Files in cwd: ['invoices.csv', 'customers.csv', 'simplified_schema_mssql.txt', 'positions.csv']
🧾 Invoices: (2000, 8)
📄 Positions: (129092, 6)
👥 Customers: (601, 4)


In [57]:
# Cell 3: Peek at each table
display(invoices.head(3))
display(positions.head(3))
display(customers.head(3))


Unnamed: 0,ReNummer,SummeNetto,MwStSatz,ZahlungsbetragBrutto,KdNr,Summenebenkosten,ReDatum,Zahlungsdatum
0,103601,1178670,0,0.0,78911,0.0,2025-04-04,NaT
1,103600,37900,7,0.0,79666,0.0,2025-04-03,NaT
2,103599,16000,7,0.0,30145,0.0,2025-04-04,NaT


Unnamed: 0,id,ReId,KdNr,Nettobetrag,Bildnummer,VerDatum
0,4154495,102038,50292.0,1900.0,168161043.0,2022-09-29
1,4154496,102038,50292.0,1900.0,108514408.0,2022-09-12
2,4154497,102038,50292.0,1900.0,55374589.0,2022-09-08


Unnamed: 0,id,Kdnr,Verlagsname,Region
0,5,20172,1. FC Nürnberg,Nürnberg
1,19,20137,Allgäuer Zeitung / Allgäuer Zeitungsverlag GmbH,Bodensee
2,27,20115,Augsburger Allgemeine,München


### 1. Positions linked to invoices missing payment info  
We join `positions.ReId → invoices.ReNummer` and count where `Zahlungsdatum` is null.


In [58]:
# Cell 4: Unpaid positions count & total
pos_inv = (
    positions
    .merge(
        invoices[['ReNummer', 'Zahlungsdatum']],
        left_on='ReId',
        right_on='ReNummer',
        how='left'
    )
)
unpaid = pos_inv[pos_inv['Zahlungsdatum'].isna()]

count_unpaid = len(unpaid)
total_unpaid = unpaid['Nettobetrag'].sum()

print(f"Number of positions on unpaid invoices: {count_unpaid}")
print(f"Total Nettobetrag of those positions: €{total_unpaid:,.2f}")

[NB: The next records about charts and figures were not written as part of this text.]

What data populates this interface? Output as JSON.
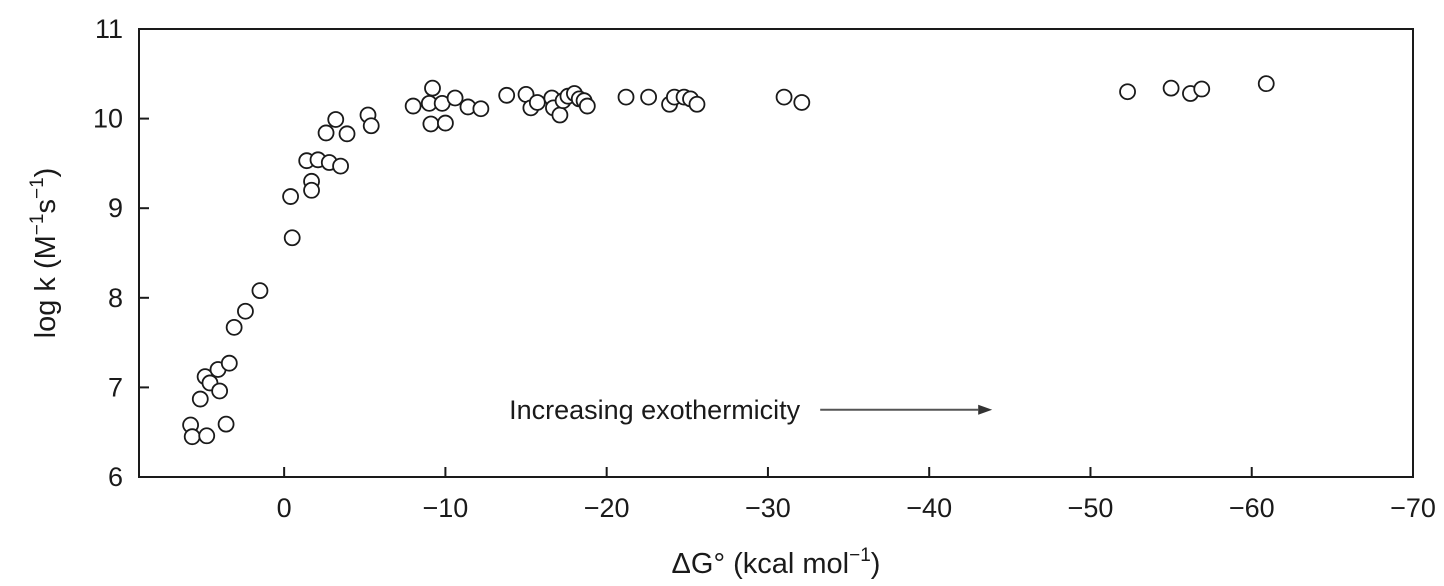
{
  "chart_data": {
    "type": "scatter",
    "xlabel": {
      "prefix": "ΔG° (kcal mol",
      "sup": "−1",
      "suffix": ")"
    },
    "ylabel": {
      "prefix": "log k (M",
      "sup1": "−1",
      "mid": "s",
      "sup2": "−1",
      "suffix": ")"
    },
    "xlim": [
      9,
      -70
    ],
    "ylim": [
      6,
      11
    ],
    "x_ticks": [
      0,
      -10,
      -20,
      -30,
      -40,
      -50,
      -60,
      -70
    ],
    "x_tick_labels": [
      "0",
      "−10",
      "−20",
      "−30",
      "−40",
      "−50",
      "−60",
      "−70"
    ],
    "y_ticks": [
      6,
      7,
      8,
      9,
      10,
      11
    ],
    "y_tick_labels": [
      "6",
      "7",
      "8",
      "9",
      "10",
      "11"
    ],
    "grid": false,
    "marker": "open-circle",
    "annotation": {
      "text": "Increasing exothermicity",
      "arrow": "right",
      "x": -32,
      "y": 6.75
    },
    "points": [
      {
        "x": 5.8,
        "y": 6.58
      },
      {
        "x": 5.7,
        "y": 6.45
      },
      {
        "x": 4.8,
        "y": 6.46
      },
      {
        "x": 3.6,
        "y": 6.59
      },
      {
        "x": 5.2,
        "y": 6.87
      },
      {
        "x": 4.9,
        "y": 7.12
      },
      {
        "x": 4.6,
        "y": 7.05
      },
      {
        "x": 4.1,
        "y": 7.2
      },
      {
        "x": 4.0,
        "y": 6.96
      },
      {
        "x": 3.4,
        "y": 7.27
      },
      {
        "x": 3.1,
        "y": 7.67
      },
      {
        "x": 2.4,
        "y": 7.85
      },
      {
        "x": 1.5,
        "y": 8.08
      },
      {
        "x": -0.4,
        "y": 9.13
      },
      {
        "x": -0.5,
        "y": 8.67
      },
      {
        "x": -1.4,
        "y": 9.53
      },
      {
        "x": -1.7,
        "y": 9.3
      },
      {
        "x": -1.7,
        "y": 9.2
      },
      {
        "x": -2.1,
        "y": 9.54
      },
      {
        "x": -2.6,
        "y": 9.84
      },
      {
        "x": -2.8,
        "y": 9.51
      },
      {
        "x": -3.2,
        "y": 9.99
      },
      {
        "x": -3.5,
        "y": 9.47
      },
      {
        "x": -3.9,
        "y": 9.83
      },
      {
        "x": -5.2,
        "y": 10.04
      },
      {
        "x": -5.4,
        "y": 9.92
      },
      {
        "x": -8.0,
        "y": 10.14
      },
      {
        "x": -9.0,
        "y": 10.17
      },
      {
        "x": -9.2,
        "y": 10.34
      },
      {
        "x": -9.1,
        "y": 9.94
      },
      {
        "x": -9.8,
        "y": 10.17
      },
      {
        "x": -10.0,
        "y": 9.95
      },
      {
        "x": -10.6,
        "y": 10.23
      },
      {
        "x": -11.4,
        "y": 10.13
      },
      {
        "x": -12.2,
        "y": 10.11
      },
      {
        "x": -13.8,
        "y": 10.26
      },
      {
        "x": -15.0,
        "y": 10.27
      },
      {
        "x": -15.3,
        "y": 10.12
      },
      {
        "x": -15.7,
        "y": 10.18
      },
      {
        "x": -16.6,
        "y": 10.23
      },
      {
        "x": -16.7,
        "y": 10.12
      },
      {
        "x": -17.1,
        "y": 10.04
      },
      {
        "x": -17.3,
        "y": 10.2
      },
      {
        "x": -17.6,
        "y": 10.25
      },
      {
        "x": -18.0,
        "y": 10.28
      },
      {
        "x": -18.3,
        "y": 10.22
      },
      {
        "x": -18.6,
        "y": 10.2
      },
      {
        "x": -18.8,
        "y": 10.14
      },
      {
        "x": -21.2,
        "y": 10.24
      },
      {
        "x": -22.6,
        "y": 10.24
      },
      {
        "x": -23.9,
        "y": 10.16
      },
      {
        "x": -24.2,
        "y": 10.24
      },
      {
        "x": -24.8,
        "y": 10.24
      },
      {
        "x": -25.2,
        "y": 10.22
      },
      {
        "x": -25.6,
        "y": 10.16
      },
      {
        "x": -31.0,
        "y": 10.24
      },
      {
        "x": -32.1,
        "y": 10.18
      },
      {
        "x": -52.3,
        "y": 10.3
      },
      {
        "x": -55.0,
        "y": 10.34
      },
      {
        "x": -56.2,
        "y": 10.28
      },
      {
        "x": -56.9,
        "y": 10.33
      },
      {
        "x": -60.9,
        "y": 10.39
      }
    ]
  }
}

Number of positions on unpaid invoices: 18011
Total Nettobetrag of those positions: €57,663,120.00


### 2. Revenue attributed to placeholder media ID (`Bildnummer = 100000000`)
Filter `positions` for the placeholder and sum `Nettobetrag`.


In [59]:
# Cell 5: Placeholder-media revenue
placeholder = positions[positions['Bildnummer'] == 100000000]
count_ph = len(placeholder)
total_ph = placeholder['Nettobetrag'].sum()

print(f"Count of placeholder positions: {count_ph}")
print(f"Total Nettobetrag on placeholder media: €{total_ph:,.2f}")


Count of placeholder positions: 2407
Total Nettobetrag on placeholder media: €131,989,791.00


### 3. Invoices with no positions attached  
Find all `ReNummer` in invoices not present in `positions.ReId`.


In [60]:
# Cell 6: Orphan invoices
invoices_with_pos = positions['ReId'].unique()
orphan = invoices[~invoices['ReNummer'].isin(invoices_with_pos)]

count_orphan = len(orphan)
print(f"Number of invoices with zero positions: {count_orphan}")
display(orphan[['ReNummer', 'ReDatum', 'SummeNetto']].head())


Number of invoices with zero positions: 2


Unnamed: 0,ReNummer,ReDatum,SummeNetto
1283,102318,2025-01-03,31600
1626,101975,2024-12-03,20000


In [68]:
# Cell 7: Render the Findings Summary dynamically
from IPython.display import Markdown, display

summary = f"""
## 📝 Findings Summary

1. **Unpaid Positions**  
   {count_unpaid:,} positions on invoices without a `Zahlungsdatum`.  
   €{total_unpaid:,.2f} total net amount.

2. **Placeholder Media ID**  
   {count_ph:,} line-items booked to `Bildnummer = 100000000`.  
   €{total_ph:,.2f} total net revenue on these.

3. **Orphan Invoices**  
   {count_orphan:,} invoices have no associated positions.  
"""

display(Markdown(summary))



## 📝 Findings Summary

1. **Unpaid Positions**  
   18,011 positions on invoices without a `Zahlungsdatum`.  
   €57,663,120.00 total net amount.

2. **Placeholder Media ID**  
   2,407 line-items booked to `Bildnummer = 100000000`.  
   €131,989,791.00 total net revenue on these.

3. **Orphan Invoices**  
   2 invoices have no associated positions.  


> **Next Steps**  
> - Enforce FK relationships at ingestion.  
> - Reject or flag `Bildnummer=100000000`.  
> - Automate alerts when unpaid-position totals or orphan-invoice counts exceed thresholds.